Monday, April 21, 2008

How to Keep Teachers in the Profession

There is a commonly cited statistic that roughly 40-50% of new teachers leave the profession on their first five years. While I am curious know what other professions benefit from this significant migration, I am more interested in knowing the causal factors in the new teacher’s decision tree.

Is it that they don’t have a mentor to guide them? Could it be a lack of pre-service preparation for motivating and engaging students? Or is it the forces of bureaucracy and organizational stress that wear them down, with their older, wiser colleagues saying, “that’s not the way we do it around here.”

Critics of the education system and NCLB might opine that it is the relentless demand for meaningless, redundant paperwork, unattainable (for some) higher standards, or accountability to single test scores that makes new teachers seek something different for a career.

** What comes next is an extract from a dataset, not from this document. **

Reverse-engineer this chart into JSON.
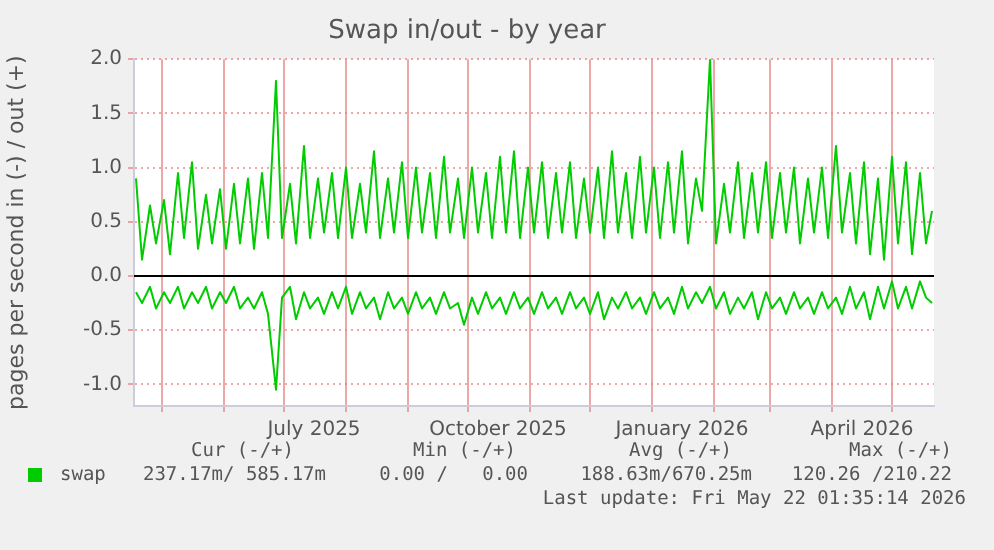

Or, sadly, is it a breakdown in the social fabric of the student’s and the larger society, with disintegrating respect for all things institutional that makes teachers feel they are waging a war alone and uphill?

Teachers eager to apply their own technological savvy may believe they must suffer lack of school – based resources needed to keep pace with the student’s own arsenal of tools they have at home and in their backpacks.

In the final analysis, a formal one that still needs to be done, it is probably all of these coupled with a lack of time. For any teacher who desires to do the best job they can because they care about the kind of world their students will inherit and because they are deeply concerned about the skills they want their students to develop and apply to making the world a better place, that teacher will not sleep nearly as much as those people in professions that do not require one to take one’s job home with them.

Until we find ways to help teachers and administrators support one another, honor them for their devotion and dedication to their craft and to their students, and give them the autonomy to influence the policies and practices that directly impact their ability to do their jobs, we will continue to endure the consequences of ‘teacher flight” to other more lucrative, more fun, and more engaging careers.